Каримов стал разглядывать конверт, сказал озабоченно:

– На девятый день пришло.

Он задумался, словно медленное движение писем имело для него какое-то особенное значение.

– Это, говорят, из-за цензуры, – сказала Александра Владимировна. – Цензура не справляется с потоками писем.

Он поглядел ей в лицо темными, прекрасными глазами.

– Значит, у них все там благополучно, никаких неприятностей?

– Вы плохо выглядите, – сказала Александра Владимировна, – какой-то у вас нездоровый вид.

Он поспешно, точно отвергая обвинение, сказал:

– Что вы! Наоборот!

Они поговорили о фронтовых событиях.

– Детям ясно, что в войне произошел решающий перелом, – сказал Каримов.

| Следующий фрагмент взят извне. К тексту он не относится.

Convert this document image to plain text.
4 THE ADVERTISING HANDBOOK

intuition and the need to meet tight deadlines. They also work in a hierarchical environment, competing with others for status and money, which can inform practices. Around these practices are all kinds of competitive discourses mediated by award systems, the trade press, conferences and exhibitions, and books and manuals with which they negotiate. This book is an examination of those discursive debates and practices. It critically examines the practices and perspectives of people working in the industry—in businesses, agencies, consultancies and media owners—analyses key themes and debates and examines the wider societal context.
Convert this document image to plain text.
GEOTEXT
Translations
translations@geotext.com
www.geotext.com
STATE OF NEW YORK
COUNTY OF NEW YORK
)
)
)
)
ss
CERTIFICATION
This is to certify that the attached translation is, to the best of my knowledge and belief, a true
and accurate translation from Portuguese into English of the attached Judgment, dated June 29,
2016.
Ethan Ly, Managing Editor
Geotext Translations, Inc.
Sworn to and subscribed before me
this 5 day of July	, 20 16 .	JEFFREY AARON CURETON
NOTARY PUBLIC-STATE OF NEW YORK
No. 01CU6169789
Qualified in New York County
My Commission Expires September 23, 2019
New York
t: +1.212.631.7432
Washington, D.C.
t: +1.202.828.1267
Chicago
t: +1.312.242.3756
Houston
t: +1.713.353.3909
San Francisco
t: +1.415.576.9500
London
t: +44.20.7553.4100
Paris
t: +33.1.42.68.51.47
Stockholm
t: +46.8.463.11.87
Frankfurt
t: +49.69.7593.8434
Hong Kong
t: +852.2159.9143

– Да-да, – усмехнулась Александра Владимировна, – теперь-то ребенку ясно, а прошлым летом всем мудрецам было ясно, что немцы победят.

Каримов вдруг спросил:

– Вам, вероятно, трудно одной? Я вижу, печь сами топите.

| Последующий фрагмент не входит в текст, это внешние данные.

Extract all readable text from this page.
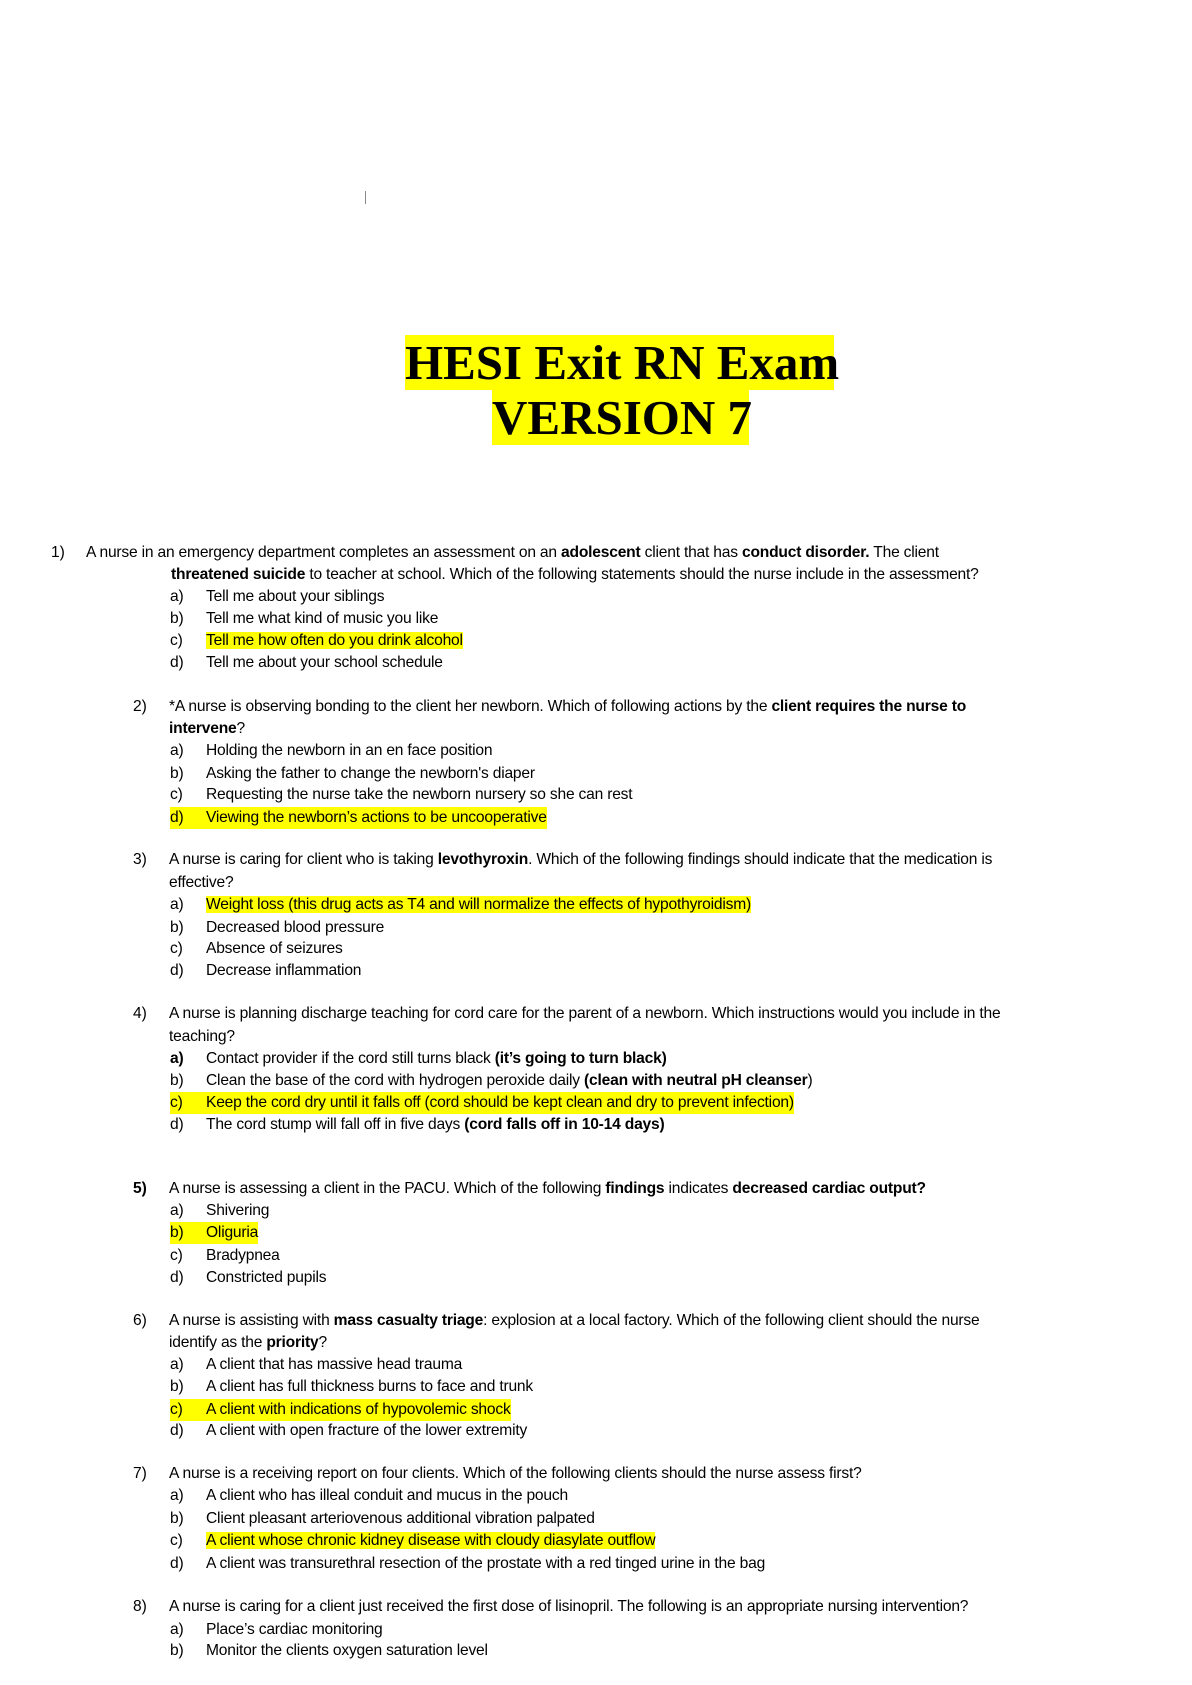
HESI Exit RN Exam
VERSION 7
1) A nurse in an emergency department completes an assessment on an adolescent client that has conduct disorder. The client
threatened suicide to teacher at school. Which of the following statements should the nurse include in the assessment?
a) Tell me about your siblings
b) Tell me what kind of music you like
c) Tell me how often do you drink alcohol
d) Tell me about your school schedule
2) *A nurse is observing bonding to the client her newborn. Which of following actions by the client requires the nurse to
intervene?
a) Holding the newborn in an en face position
b) Asking the father to change the newborn's diaper
c) Requesting the nurse take the newborn nursery so she can rest
d) Viewing the newborn’s actions to be uncooperative
3) A nurse is caring for client who is taking levothyroxin. Which of the following findings should indicate that the medication is
effective?
a) Weight loss (this drug acts as T4 and will normalize the effects of hypothyroidism)
b) Decreased blood pressure
c) Absence of seizures
d) Decrease inflammation
4) A nurse is planning discharge teaching for cord care for the parent of a newborn. Which instructions would you include in the
teaching?
a) Contact provider if the cord still turns black (it’s going to turn black)
b) Clean the base of the cord with hydrogen peroxide daily (clean with neutral pH cleanser)
c) Keep the cord dry until it falls off (cord should be kept clean and dry to prevent infection)
d) The cord stump will fall off in five days (cord falls off in 10-14 days)
5) A nurse is assessing a client in the PACU. Which of the following findings indicates decreased cardiac output?
a) Shivering
b) Oliguria
c) Bradypnea
d) Constricted pupils
6) A nurse is assisting with mass casualty triage: explosion at a local factory. Which of the following client should the nurse
identify as the priority?
a) A client that has massive head trauma
b) A client has full thickness burns to face and trunk
c) A client with indications of hypovolemic shock
d) A client with open fracture of the lower extremity
7) A nurse is a receiving report on four clients. Which of the following clients should the nurse assess first?
a) A client who has illeal conduit and mucus in the pouch
b) Client pleasant arteriovenous additional vibration palpated
c) A client whose chronic kidney disease with cloudy diasylate outflow
d) A client was transurethral resection of the prostate with a red tinged urine in the bag
8) A nurse is caring for a client just received the first dose of lisinopril. The following is an appropriate nursing intervention?
a) Place’s cardiac monitoring
b) Monitor the clients oxygen saturation level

Она задумалась, нахмурив лоб, точно вопрос Каримова был очень сложен и не сразу ответишь на него.

– Ахмет Усманович, вы пришли для того, чтобы спрашивать, – трудно ли мне печь топить?

Он несколько раз качнул головой, потом долго молчал, разглядывая свои руки, лежавшие на столе.

– Меня на днях вызывали туда, расспрашивали об этих наших встречах и беседах.

Она сказала:

– Что ж вы молчите? Зачем же говорить о печке?

Ловя ее взгляд, Каримов сказал:

– Конечно, я не мог отрицать, что мы говорили о войне, о политике. Смешно же заявлять, что четверо взрослых людей говорили исключительно о кино. Ну, конечно, я сказал, – о чем бы мы ни говорили, мы говорили как советские патриоты. Все мы считали, что под руководством партии и товарища Сталина народ победит. Вообще, должен вам сказать, вопросы не были враждебны. Но прошло несколько дней, и я стал волноваться, совершенно не сплю. Мне стало казаться, что с Виктором Павловичем что-то случилось. А тут еще странная история с Мадьяровым. Он поехал на десять дней в Куйбышев в пединститут. Здесь студенты ждут, а его нет, декан послал телеграмму в Куйбышев – и ответа нет. Лежишь ночью, о чем только ни думаешь.